You hopefully already know that you need a ticket for the public transport. As a universal rule, one ride costs one ticket and one ticket costs 1,60 BGN. You can use it one-time only for the bus, tram or trolleybus. There are other options. One is a collection of numbered tickets that you need to use in the correct succession and always keep the first one. There are also monthly or yearly passes, but let’s not overcomplicate things. After you obtain a ticket you have to validate it by running it through one of the perforators in the public vehicles (see pictures). Usually there are at least 4-5 of these devices in every bus, tram or trolleybus. Be careful, each vehicle’s perforators leave a unique pattern of holes through your ticket, so you can’t re-use it. The system is primitive and old-fashioned, but it guarantees that you won’t use the ticket multiple times. Many of the vehicles are now also equipped with ticket-selling machines. They print tickets upon insertion of the correct amount of money (1,60 lev). These you do not need to perforate, as they have the date and time of purchase printed on them!
As a result it offers special preferences for travelling. Apart from the normal ticket there are for example special tokens with 10 tickets for 12 leva. It would normally cost you more if you buy them separately. Every ticket from the token has a number (from 1 to 10). The tricky part is that in order to use them you always have to present ticket number 1 together with the one you are using for the trip. Also, two people cannot use tickets from the same token.

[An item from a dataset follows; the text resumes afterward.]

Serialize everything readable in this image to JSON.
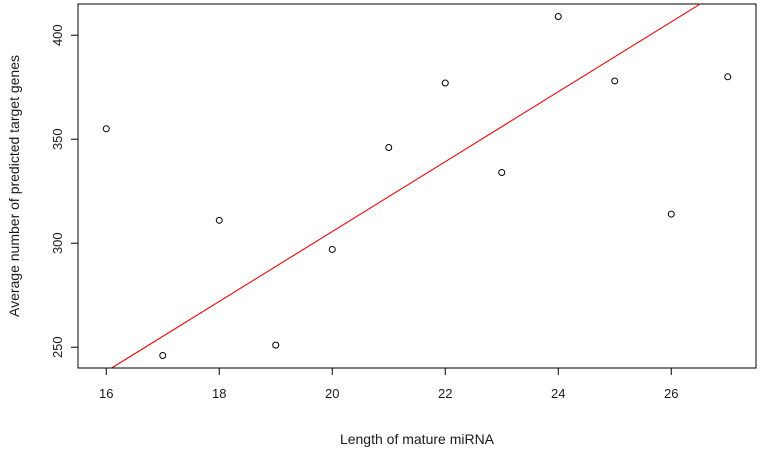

There is also a day card that costs 4 BGN and you can use it as many times as you want on all public transport vehicles (including the metro). It is only valid during the day of purchase and it can only be used by 1 person.
Otherwise you can buy a normal ticket from the driver. In most of the vehicles there are also vending machines, which you can use to buy a ticket. Drivers usually call them “piggy banks”, because they operate with coins. If you happen to stay for a bit longer, you might be interested in buying a monthly card.
Apart from the tickets and cards, you can also purchase an e-ticket for 10 travels (looks just like the card). In stead of perforating it, you have to validate it by running it near devices like this one:
Now after you are familiar with most of the transport of Sofia, a logical question would be who controls everything and what happens if you don’t have a ticket? The answer is simple – you will meet The Controleurs. These are the people responsible for keeping the order in the public transport. They all have the same uniform and you can easily recognize them. If you dont have a ticket you will have to pay a 40 leva fine. We recommend that you are always prepared unless you want to pay that instead.